ClawVid

Status: Beta — End-to-end pipeline working. TTS-driven timing (narration drives scene duration), voice consistency (voice cloning across scenes), subtitle sync, aspect-ratio-safe encoding, Kling 2.6 video, Remotion rendering, word-level subtitles, and multi-track audio. 97 tests passing. Edge cases and hardening still in progress.

AI-powered short-form video generation CLI for OpenClaw.

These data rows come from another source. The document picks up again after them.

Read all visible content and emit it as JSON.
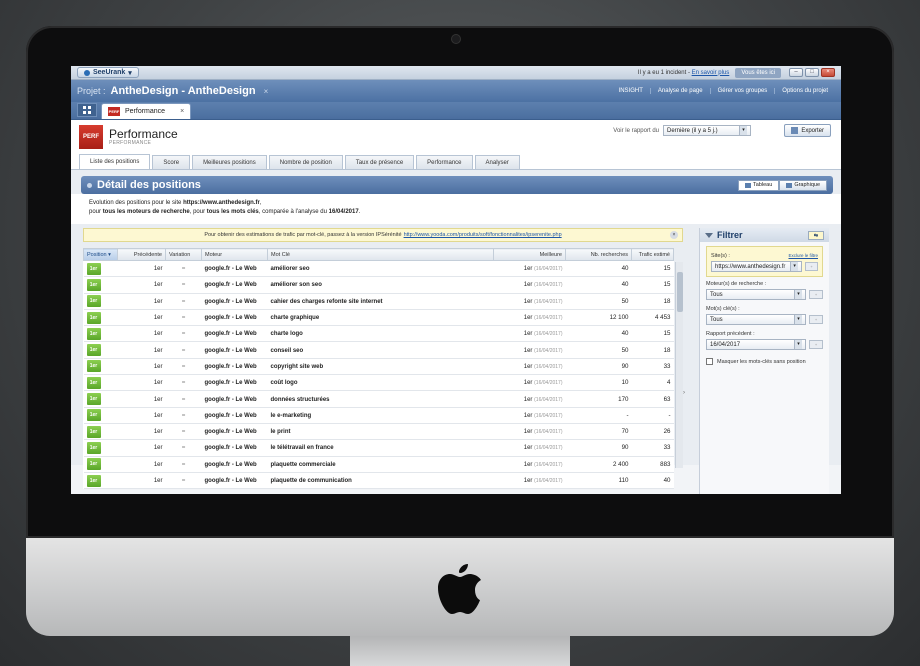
{
  "titlebar": {
    "brand": "SeeUrank",
    "incident_text": "Il y a eu 1 incident -",
    "incident_link": "En savoir plus",
    "user_button": "Vous êtes ici"
  },
  "project": {
    "label": "Projet :",
    "name": "AntheDesign - AntheDesign",
    "links": [
      "INSIGHT",
      "Analyse de page",
      "Gérer vos groupes",
      "Options du projet"
    ]
  },
  "doc_tab": {
    "badge": "PERF",
    "label": "Performance",
    "close": "×"
  },
  "header": {
    "logo": "PERF",
    "title": "Performance",
    "subtitle": "PERFORMANCE",
    "report_label": "Voir le rapport du",
    "report_value": "Dernière (il y a 5 j.)",
    "export_label": "Exporter"
  },
  "subtabs": [
    "Liste des positions",
    "Score",
    "Meilleures positions",
    "Nombre de position",
    "Taux de présence",
    "Performance",
    "Analyser"
  ],
  "section": {
    "title": "Détail des positions",
    "view_table": "Tableau",
    "view_chart": "Graphique"
  },
  "evolution": {
    "line1_prefix": "Evolution des positions pour le site",
    "site": "https://www.anthedesign.fr",
    "line2_prefix": "pour",
    "engines": "tous les moteurs de recherche",
    "line2_mid": ", pour",
    "keywords": "tous les mots clés",
    "line2_suffix": ", comparée à l'analyse du",
    "date": "16/04/2017"
  },
  "notice": {
    "text": "Pour obtenir des estimations de trafic par mot-clé, passez à la version IPSérénité",
    "link": "http://www.yooda.com/produits/soft/fonctionnalites/ipserenite.php"
  },
  "table": {
    "headers": [
      "Position",
      "Précédente",
      "Variation",
      "Moteur",
      "Mot Clé",
      "Meilleure",
      "Nb. recherches",
      "Trafic estimé"
    ],
    "rows": [
      {
        "pos": "1er",
        "prev": "1er",
        "var": "=",
        "engine": "google.fr - Le Web",
        "kw": "améliorer seo",
        "best": "1er",
        "best_date": "(16/04/2017)",
        "searches": "40",
        "traffic": "15"
      },
      {
        "pos": "1er",
        "prev": "1er",
        "var": "=",
        "engine": "google.fr - Le Web",
        "kw": "améliorer son seo",
        "best": "1er",
        "best_date": "(16/04/2017)",
        "searches": "40",
        "traffic": "15"
      },
      {
        "pos": "1er",
        "prev": "1er",
        "var": "=",
        "engine": "google.fr - Le Web",
        "kw": "cahier des charges refonte site internet",
        "best": "1er",
        "best_date": "(16/04/2017)",
        "searches": "50",
        "traffic": "18"
      },
      {
        "pos": "1er",
        "prev": "1er",
        "var": "=",
        "engine": "google.fr - Le Web",
        "kw": "charte graphique",
        "best": "1er",
        "best_date": "(16/04/2017)",
        "searches": "12 100",
        "traffic": "4 453"
      },
      {
        "pos": "1er",
        "prev": "1er",
        "var": "=",
        "engine": "google.fr - Le Web",
        "kw": "charte logo",
        "best": "1er",
        "best_date": "(16/04/2017)",
        "searches": "40",
        "traffic": "15"
      },
      {
        "pos": "1er",
        "prev": "1er",
        "var": "=",
        "engine": "google.fr - Le Web",
        "kw": "conseil seo",
        "best": "1er",
        "best_date": "(16/04/2017)",
        "searches": "50",
        "traffic": "18"
      },
      {
        "pos": "1er",
        "prev": "1er",
        "var": "=",
        "engine": "google.fr - Le Web",
        "kw": "copyright site web",
        "best": "1er",
        "best_date": "(16/04/2017)",
        "searches": "90",
        "traffic": "33"
      },
      {
        "pos": "1er",
        "prev": "1er",
        "var": "=",
        "engine": "google.fr - Le Web",
        "kw": "coût logo",
        "best": "1er",
        "best_date": "(16/04/2017)",
        "searches": "10",
        "traffic": "4"
      },
      {
        "pos": "1er",
        "prev": "1er",
        "var": "=",
        "engine": "google.fr - Le Web",
        "kw": "données structurées",
        "best": "1er",
        "best_date": "(16/04/2017)",
        "searches": "170",
        "traffic": "63"
      },
      {
        "pos": "1er",
        "prev": "1er",
        "var": "=",
        "engine": "google.fr - Le Web",
        "kw": "le e-marketing",
        "best": "1er",
        "best_date": "(16/04/2017)",
        "searches": "-",
        "traffic": "-"
      },
      {
        "pos": "1er",
        "prev": "1er",
        "var": "=",
        "engine": "google.fr - Le Web",
        "kw": "le print",
        "best": "1er",
        "best_date": "(16/04/2017)",
        "searches": "70",
        "traffic": "26"
      },
      {
        "pos": "1er",
        "prev": "1er",
        "var": "=",
        "engine": "google.fr - Le Web",
        "kw": "le télétravail en france",
        "best": "1er",
        "best_date": "(16/04/2017)",
        "searches": "90",
        "traffic": "33"
      },
      {
        "pos": "1er",
        "prev": "1er",
        "var": "=",
        "engine": "google.fr - Le Web",
        "kw": "plaquette commerciale",
        "best": "1er",
        "best_date": "(16/04/2017)",
        "searches": "2 400",
        "traffic": "883"
      },
      {
        "pos": "1er",
        "prev": "1er",
        "var": "=",
        "engine": "google.fr - Le Web",
        "kw": "plaquette de communication",
        "best": "1er",
        "best_date": "(16/04/2017)",
        "searches": "110",
        "traffic": "40"
      }
    ]
  },
  "filter": {
    "title": "Filtrer",
    "site_label": "Site(s) :",
    "site_link": "Exclure le filtre",
    "site_value": "https://www.anthedesign.fr",
    "engine_label": "Moteur(s) de recherche :",
    "engine_value": "Tous",
    "keyword_label": "Mot(s) clé(s) :",
    "keyword_value": "Tous",
    "report_label": "Rapport précédent :",
    "report_value": "16/04/2017",
    "hide_label": "Masquer les mots-clés sans position"
  },
  "colors": {
    "accent": "#4b6ea0",
    "badge_green": "#5aa629",
    "perf_red": "#c32a22"
  }
}
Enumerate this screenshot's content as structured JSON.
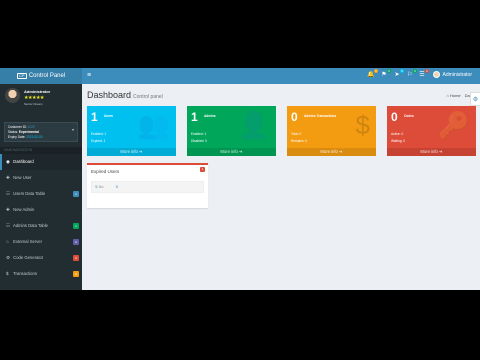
{
  "app": {
    "logo_text": "Control Panel",
    "logo_box": "CP"
  },
  "navbar": {
    "toggle": "≡",
    "icons": [
      {
        "name": "bell-icon",
        "glyph": "🔔",
        "badge": "0",
        "badge_color": "#f39c12"
      },
      {
        "name": "flag-icon",
        "glyph": "⚑",
        "badge": "0",
        "badge_color": "#00a65a"
      },
      {
        "name": "send-icon",
        "glyph": "➤",
        "badge": "0",
        "badge_color": "#00c0ef"
      },
      {
        "name": "bookmark-icon",
        "glyph": "⚐",
        "badge": "0",
        "badge_color": "#00a65a"
      },
      {
        "name": "tasks-icon",
        "glyph": "☰",
        "badge": "0",
        "badge_color": "#dd4b39"
      }
    ],
    "user_name": "Administrator"
  },
  "sidebar": {
    "user": {
      "name": "Administrator",
      "stars": "★★★★★",
      "role": "Senior Dream"
    },
    "customer": {
      "id_label": "Customer ID:",
      "id_value": "1029",
      "status_label": "Status:",
      "status_value": "Experimental",
      "expiry_label": "Expiry Date:",
      "expiry_value": "2023-00-00"
    },
    "nav_header": "MAIN NAVIGATION",
    "items": [
      {
        "label": "Dashboard",
        "icon": "◉",
        "badge": "",
        "badge_color": ""
      },
      {
        "label": "New User",
        "icon": "✚",
        "badge": "",
        "badge_color": ""
      },
      {
        "label": "Users Data Table",
        "icon": "☷",
        "badge": "1",
        "badge_color": "#3c8dbc"
      },
      {
        "label": "New Admin",
        "icon": "✚",
        "badge": "",
        "badge_color": ""
      },
      {
        "label": "Admins Data Table",
        "icon": "☷",
        "badge": "1",
        "badge_color": "#00a65a"
      },
      {
        "label": "External Server",
        "icon": "⌂",
        "badge": "0",
        "badge_color": "#605ca8"
      },
      {
        "label": "Code Generator",
        "icon": "⚙",
        "badge": "0",
        "badge_color": "#dd4b39"
      },
      {
        "label": "Transactions",
        "icon": "$",
        "badge": "0",
        "badge_color": "#f39c12"
      }
    ]
  },
  "main": {
    "title": "Dashboard",
    "subtitle": "Control panel",
    "breadcrumb_home": "Home",
    "breadcrumb_current": "Dash",
    "boxes": [
      {
        "count": "1",
        "label": "Users",
        "line1": "Enabled: 1",
        "line2": "Expired: 1",
        "footer": "More info ➔",
        "color": "#00c0ef",
        "icon": "👥"
      },
      {
        "count": "1",
        "label": "Admins",
        "line1": "Enabled: 1",
        "line2": "Disabled: 0",
        "footer": "More info ➔",
        "color": "#00a65a",
        "icon": "👤"
      },
      {
        "count": "0",
        "label": "Admins Transactions",
        "line1": "Total: 0",
        "line2": "Remains: 0",
        "footer": "More info ➔",
        "color": "#f39c12",
        "icon": "$"
      },
      {
        "count": "0",
        "label": "Codes",
        "line1": "Active: 0",
        "line2": "Waiting: 0",
        "footer": "More info ➔",
        "color": "#dd4b39",
        "icon": "🔑"
      }
    ],
    "expired": {
      "title": "Expired Users",
      "badge": "1",
      "col_no": "No"
    }
  }
}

Generate YouTube Shorts, TikToks, and Instagram Reels from text prompts. The OpenClaw agent orchestrates the entire pipeline — planning scenes, writing prompts, and generating a workflow JSON that ClawVid executes end-to-end.

How It Works

User: "Make a horror video about a haunted library"
                    |
                    v
    OpenClaw Agent (reads SKILL.md)
      - Asks clarifying questions
      - Plans scenes with timing
      - Writes image/video prompts
      - Plans sound effects + music
      - Creates workflow.json
      - Runs: clawvid generate --workflow workflow.json
                    |
                    v
    ClawVid Pipeline (TTS-first, 6 phases)
      Phase 1. Generate TTS narration (qwen-3-tts, voice cloning for consistency)
      Phase 2. Compute timing (scene durations derived from actual TTS length)
      Phase 3. Generate images via fal.ai (kling-image/v3 or nano-banana-pro)
      Phase 4. Generate video clips via fal.ai (Kling 2.6 Pro)
      Phase 5. Generate sound effects via fal.ai (beatoven)
      Phase 6. Generate background music via fal.ai (beatoven)
      + Position narration at scene starts (adelay, not sequential concat)
      + Process audio (trim, normalize, multi-track mix)
      + Generate subtitles (Whisper word-level, offset by scene start)
      + Render compositions (Remotion: 16:9 + 9:16 with effects)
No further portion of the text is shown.